Na realidade, ele, que estava se preparando para viver uma vida de casado, encontrava naquele personagem que estava criando uma versão de si mesmo, livre e aventureiro. O livro foi lançado em 1953 com o título: Cassino Royale. Seu protagonista teve inspiração em sua própria vivência como agente e em Dusko Popov, um agente-duplo sérvio que ele havia conhecido em um cassino em Estoril. Popov era famoso por sua vida boêmia e por estar sempre acompanhado de belas mulheres.

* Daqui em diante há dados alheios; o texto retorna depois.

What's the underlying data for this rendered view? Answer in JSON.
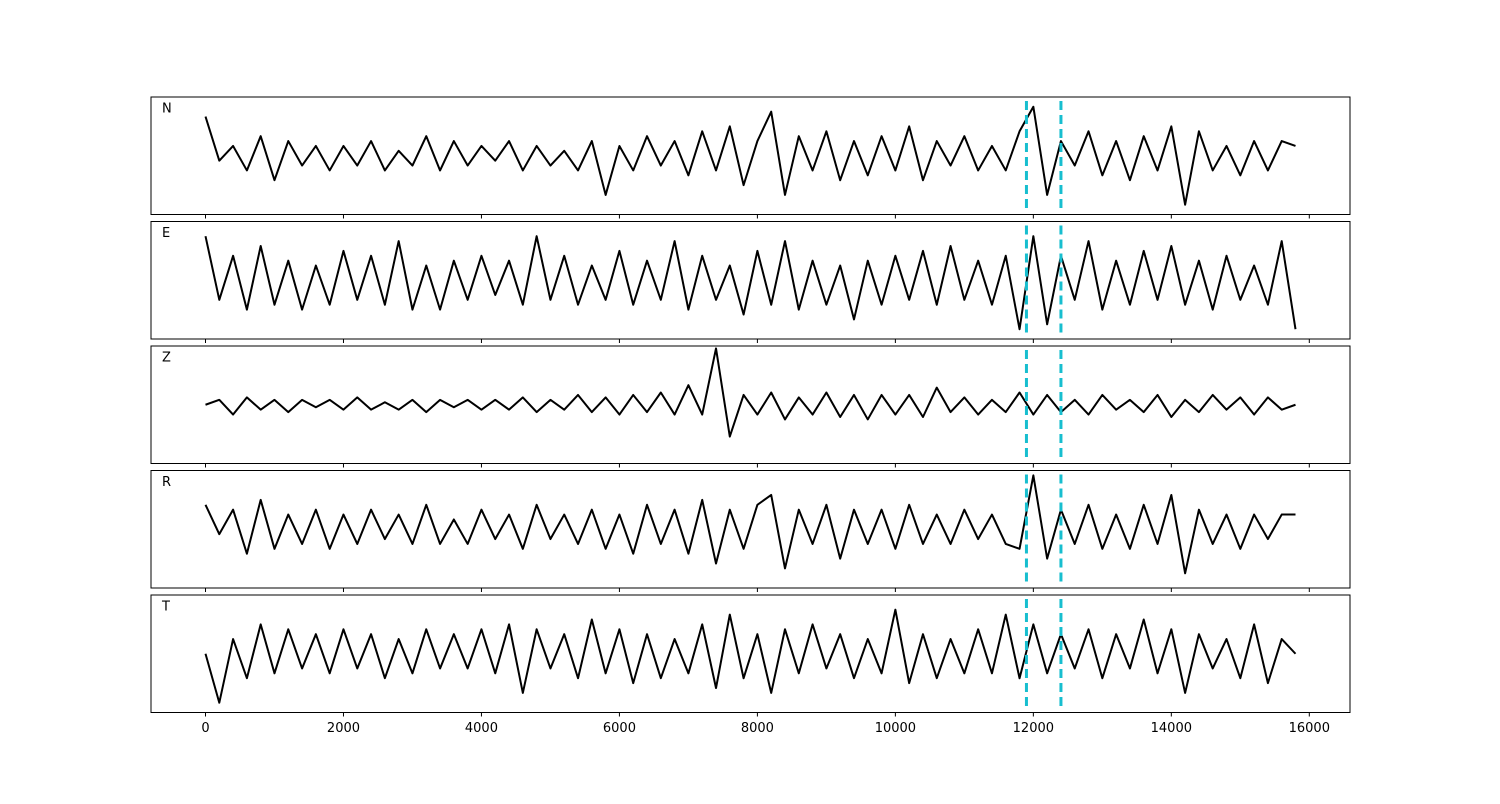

Em sua primeira missão literária, o espião James Bond ainda está dando seus primeiros passos na organização, tendo feito por merecer recentemente o seu cargo como duplo-zero, concedendo-lhe a licença para eliminar seus inimigos. Famoso entre seus superiores por ser um exímio jogador de Baccarat, acaba sendo enviado à Montenegro para enfrentar Le Chiffre, um tesoureiro de perigosos comunistas. O árduo embate será travado numa mesa de jogo no Cassino Royale.
Em 1954, Fleming escreveu seu segundo livro: Live and Let Die (Os outros que se danem / Viva e Deixe Morrer), em que Bond enfrenta o criminoso Mr. Big, o rei do Harlem, gueto negro de Nova York. Já mais desenvolto em sua segunda incursão, o agente encara práticas de Vodu e misticismo enquanto tenta salvar uma bela cartomante do controle possessivo de seu mestre.
Neste livro, já se encontra o ritmo frenético característico das obras futuras do autor. Destaque para a sequência no mar com tubarões, que foi utilizada posteriormente no filme “007 – Somente para Seus Olhos”. Em 1955 e 1956, respectivamente, o escritor criou: Moonraker (O Foguete da Morte) e Diamonds are Forever (Os Diamantes são Eternos), ambos bem intencionados, mas fracos em suas execuções. Enquanto no primeiro carece suspense, no segundo ele é tão explorado que desorienta o leitor em seu terceiro ato.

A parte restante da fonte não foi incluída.